Ecologists have excelled at demonstrating the importance of direct (often negative) interactions among species pairs. However, when these interactions occur in a complex context among thousands of other species in the field, the sum of the many, poorly-known, indirect interactions can counterbalance, or even reverse, the better-known direct interactions, generating diffuse mutualisms instead of agonistic outcomes. In a proof-of-concept initial experiment, coral growth and survivorship were greater in coral polycultures than monocultures, especially during early stages of community development. Processes generating this outcome are unclear but understanding these is of critical importance as diversity and function of reefs decline and as humans need to predict and adapt to changing environments. This interdisciplinary investigation merges expertise in experimental field ecology, chemical ecology, and the ecology of microbiomes to investigate the functional role of biodiversity in coral reef ecosystems. Experiments use a novel coral transplantation method and field manipulations to assess: 1) whether greater coral species diversity enhances coral community performance, as well as growth and survivorship of individual corals, 2) whether greater genotypic diversity enhances coral performance within a species, 3) whether greater diversity of seaweed competitors further suppresses corals and enhances seaweed performance, and 4) the processes driving the patterns documented above, including the roles of disease, intraspecific versus interspecific competition, predators, mutualists, and differential access to, or use of, resources.
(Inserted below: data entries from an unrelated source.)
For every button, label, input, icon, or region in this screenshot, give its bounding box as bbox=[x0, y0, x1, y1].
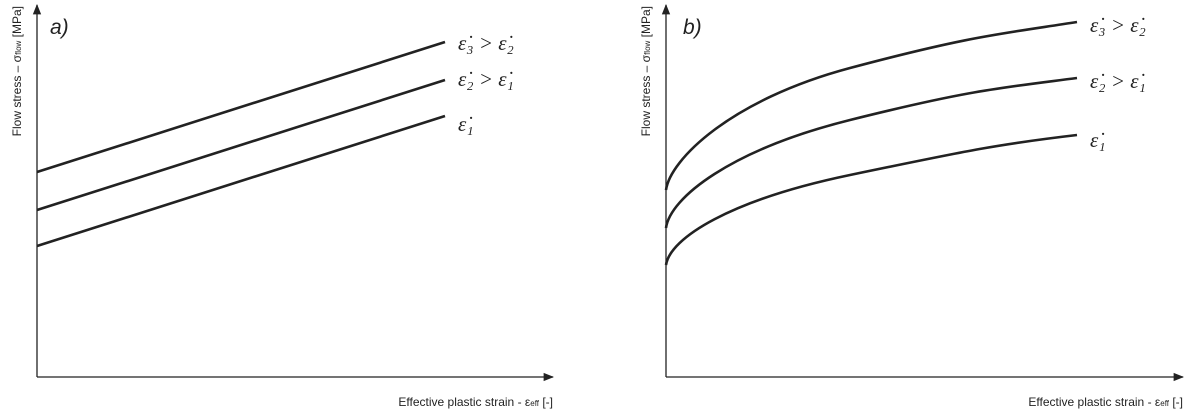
curve-label: ε̇₃ > ε̇₂ bbox=[1090, 13, 1146, 37]
curve-label: ε̇₂ > ε̇₁ bbox=[458, 67, 514, 91]
y-axis-label: Flow stress – σflow [MPa] bbox=[10, 6, 24, 136]
y-axis-label: Flow stress – σflow [MPa] bbox=[639, 6, 653, 136]
curve bbox=[664, 20, 1078, 191]
curve bbox=[36, 114, 446, 248]
curve bbox=[664, 76, 1078, 229]
curve bbox=[36, 40, 446, 174]
curve-label: ε̇₁ bbox=[458, 112, 474, 136]
curve bbox=[664, 133, 1078, 266]
x-axis-label: Effective plastic strain - εeff [-] bbox=[1028, 395, 1183, 409]
panel-label: a) bbox=[50, 16, 69, 39]
curve-label: ε̇₂ > ε̇₁ bbox=[1090, 69, 1146, 93]
panel-b: b) Flow stress – σflow [MPa] Effective p… bbox=[639, 3, 1185, 409]
curve-label: ε̇₃ > ε̇₂ bbox=[458, 31, 514, 55]
x-axis-label: Effective plastic strain - εeff [-] bbox=[398, 395, 553, 409]
curve bbox=[36, 78, 446, 212]
panel-a: a) Flow stress – σflow [MPa] Effective p… bbox=[10, 3, 555, 409]
curve-label: ε̇₁ bbox=[1090, 128, 1106, 152]
panel-label: b) bbox=[683, 16, 702, 39]
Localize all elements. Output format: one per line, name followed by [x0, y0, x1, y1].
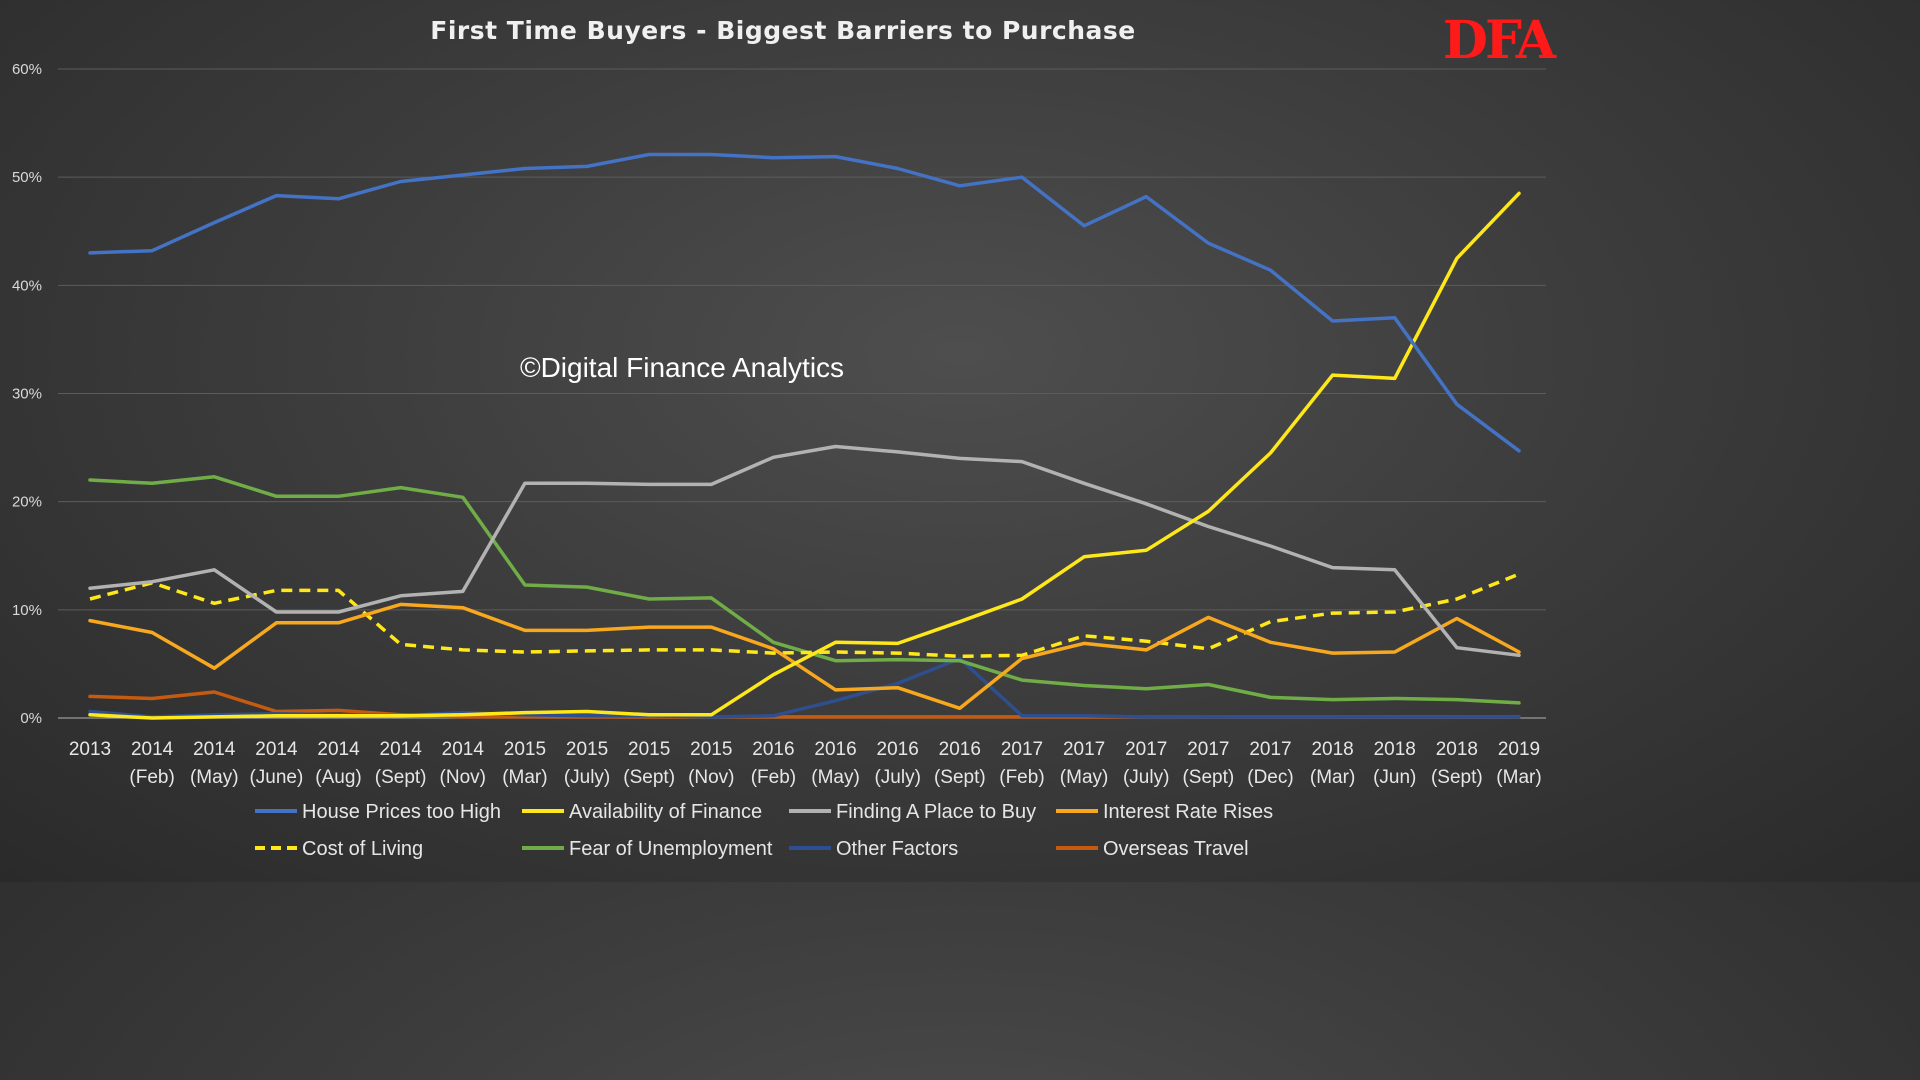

The research investigates the relationship between biodiversity and ecosystem function across dimensions of coral taxonomic diversity, from species to genotypes, and creates a series of experiments elucidating general principles underlying ecosystem dynamics. Filling these knowledge gaps advances our fundamental understanding of how biodiversity influences ecosystem function at multiple scales and provides insight into the processes promoting coral coexistence in these species-rich ecosystems. Findings will have practical implications for coral management and restoration and may improve predictions regarding coral reef resilience and recovery in the face of changing climate.